Started with the 11/7 because I had no experience with engines bigger than a 35 and that's what I was recommended to get. Now I'm told that's too much prop for this 1.6hp schedule ported engine. Hence my recent test wit the 11/4, and then I got the 10/8 and 10/7 to try. I run a 10/5 on my 35 powered bird, and it has half the power of this 46.
Just trying to learn. Problem is that so many have conflicting advice, it's hard to discern what I really need to do. Next flight will be with the 11/4.
I am not sure who you are hearing this sort of stuff from, but you should stop listening post-haste. A stunt engine in the year 2017 runs 3.5-4" of pitch. In the air, the 8"(!) pitch prop will want to run about 7500 RPM which turns your 1.6 hp engine into a .25 hp engine - which means it is LESS load than a 4" pitch prop of the same general diameter. It's more drag on the ground but you don't care about what it does on the ground. It also almost guarantees that you will have either a "runaway" problem (where the engine doesn't really want to run at 7500 rpm because that is close to idle, so it speeds up wildly as soon as you take off) and certainly guarantees that if you close the throttle enough for it to suck fuel at that RPM, you will get dismal performance in the maneuvers.
Running engines at low revs with 6"+ pitch props went out the window more than 30 years ago and the vast, vast majority of contest wins since about 1988 have been with engines running about 11,000 rpm in flight with ~4" pitch propellors. Many, many people who are not familiar with the event still think we chug around at low revs and attempt to modify/butcher engines to make that possible and that 2-stroking burns up engines (because that's sort of true for a 1958 mode McCoy 35 you got for $3.95 on a bubble pack). That gives up most of the horsepower possible.

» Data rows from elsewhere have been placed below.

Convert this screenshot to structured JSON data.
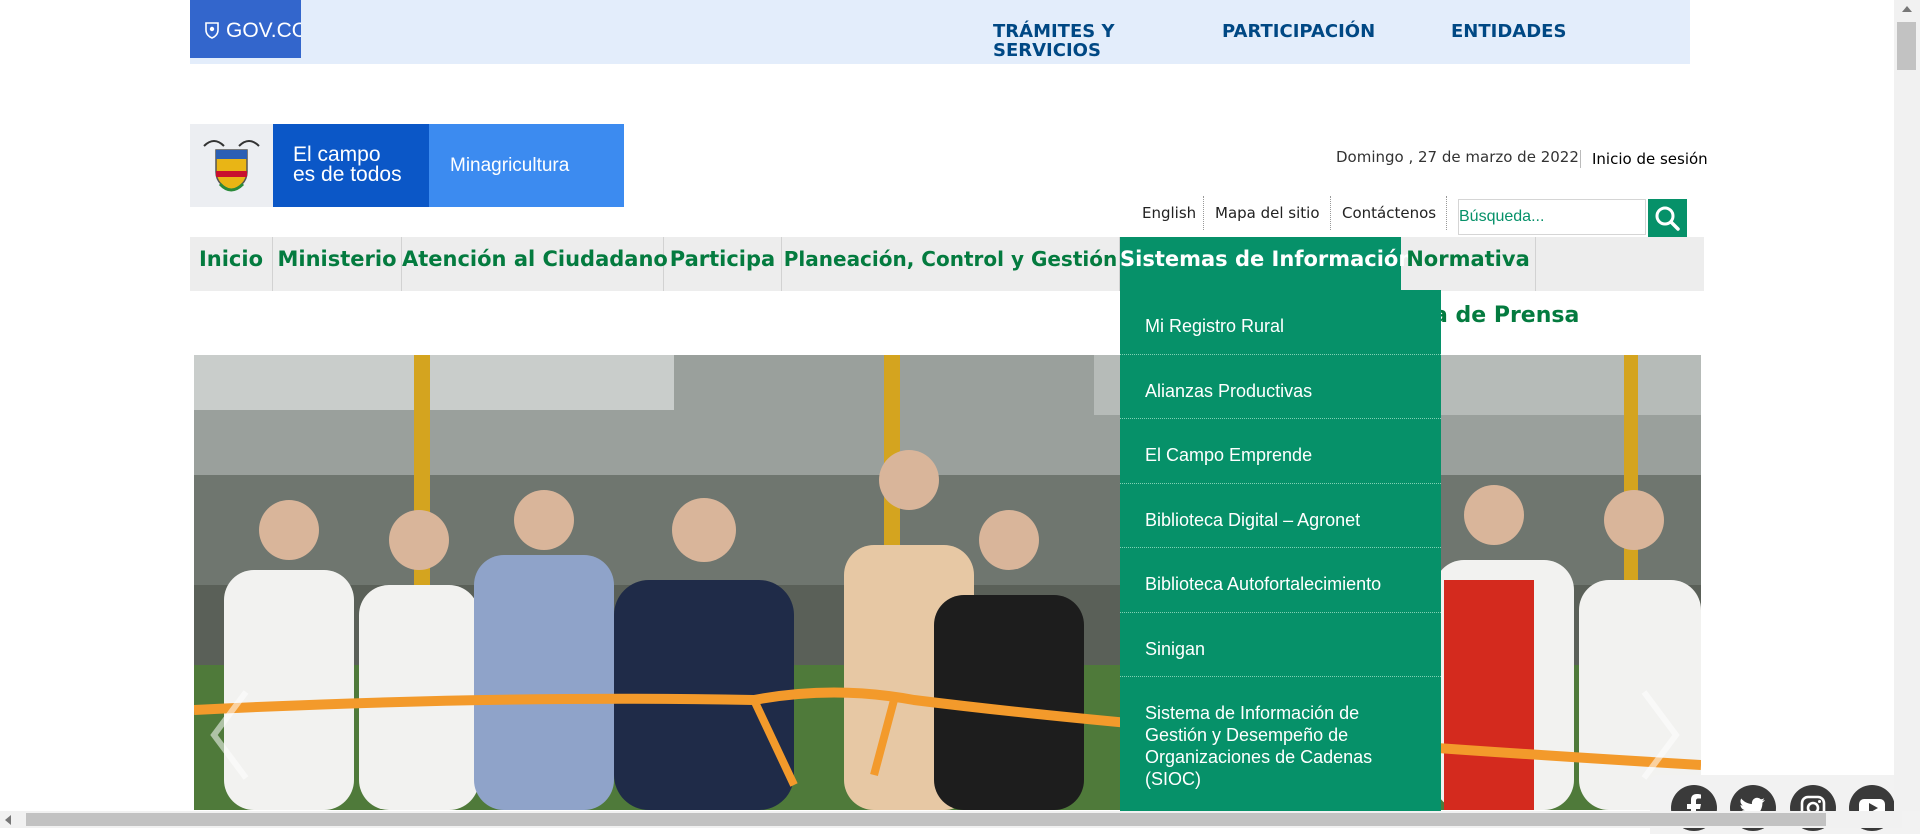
{
  "gov_bar": {
    "logo_text": "GOV.CO",
    "links": [
      "TRÁMITES Y SERVICIOS",
      "PARTICIPACIÓN",
      "ENTIDADES"
    ]
  },
  "brand": {
    "slogan": "El campo es de todos",
    "ministry": "Minagricultura"
  },
  "header": {
    "date": "Domingo , 27 de marzo de 2022",
    "login": "Inicio de sesión",
    "utility_links": [
      "English",
      "Mapa del sitio",
      "Contáctenos"
    ],
    "search_placeholder": "Búsqueda..."
  },
  "nav": {
    "items": [
      "Inicio",
      "Ministerio",
      "Atención al Ciudadano",
      "Participa",
      "Planeación, Control y Gestión",
      "Sistemas de Información",
      "Normativa"
    ],
    "active": "Sistemas de Información"
  },
  "dropdown": {
    "items": [
      "Mi Registro Rural",
      "Alianzas Productivas",
      "El Campo Emprende",
      "Biblioteca Digital – Agronet",
      "Biblioteca Autofortalecimiento",
      "Sinigan",
      "Sistema de Información de Gestión y Desempeño de Organizaciones de Cadenas (SIOC)"
    ]
  },
  "subnav": {
    "partial_label": "a de Prensa"
  },
  "social": [
    "facebook-icon",
    "twitter-icon",
    "instagram-icon",
    "youtube-icon"
  ],
  "colors": {
    "gov_blue": "#3366cc",
    "gov_bar_bg": "#e3edfb",
    "green": "#069169",
    "nav_text_green": "#047b3f"
  }
}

Leave the carb on the engine, and make it ground-adjustable, get some APC 12.25-3.75s, some APC 11-4.25s. Start with the 11-4.25. Set up the carb as per RC, i.e. set it for high speed, idle, and smooth transitions, all in a slightly richer than peak 2-stroke. Start with a ground RPM of about 10,500 by setting the throttle to a fixed position. You can short-tank it to get a short level flight. Have someone time your laps. If it's slower than 5.2 seconds a lap, speed it up 200-300 rpm, try again, until it is less than 5.2. If it's faster than 5.0, slow it down 200-300 at a time until you get it up to about 5.0. That should get you in the ballpark of a flyable speed.
Based on the advice you might have gotten to date your advisors might be screaming at you about "burning up the engine". If it's leaving a reasonable smoke trail, you aren't going to burn it up. Once you have a good basic speed, leave the throttle alone, and then adjust the high-speed needle by peaking the engine out on the ground, then backing off until you get a *distinct* drop in speed, but still 2-stroking. Then fly a full flight.
What you want is for the engine to run along in a rich 2-stroke in level flight, and then pick up to a medium 2 in the maneuvers. This helps control the speed, so the drag of maneuvering is compensated for by the engine running a little stronger. It's entirely possible to get too much speed-up in the maneuvers. In that case, close the throttle a tiny bit, then lean the engine out a bit, so you are not running quite as rich in level flight. If it goes too lean or "sags" lean in the maneuvers, open the throttle a little and richen up the engine to get the same level flight speed.
That should get you very close to right. Note that for most CL airplanes, the throttle is not used, but you adjust the "throttle" and the variation using a very similar technique, just by changing the entire (fixed) venturi smaller or larger, playing off the speed VS the needle setting. I can tell you from painful experience that ~50% of the people reading this have never even heard of this in concept, much less used it in practice.
The only advantage you have with a CL venturi is that it tends to be a bit steadier in holding a setting. Every once in a while the carb will just shift a bit and the speed will change slightly, sometimes multiple times per flight. On 2-stroke engines it's pretty livable, but it makes a lot of difference in 4-stroke engines. The people in France who best managed 4-strokes (the Berringers, Gilbert and Remi) came up with what amount to a very-finely adjusted throttle to do the same adjusting as described above on a flight-to-flight basis since the mixture adjustment is very insensitive on 4-strokes but the fuel consumption is very touchy.
The "good" CL engines like the 20FP, 25LA, 46LA, happen to come with venturis that are about the right size as long as you use about 4" of pitch, more-or-less. The venturis tend to be much too large if you wanted to run 6-7" of pitch. This is not an accident and it leads people down some unfortunate paths trying to get it to work with inappropriate props.
If you let us know where you are, we might be able to find someone close by who can help. The internet is a great resource but having someone actually watch can find a whole bunch more things that might help but you wouldn't think to ask about.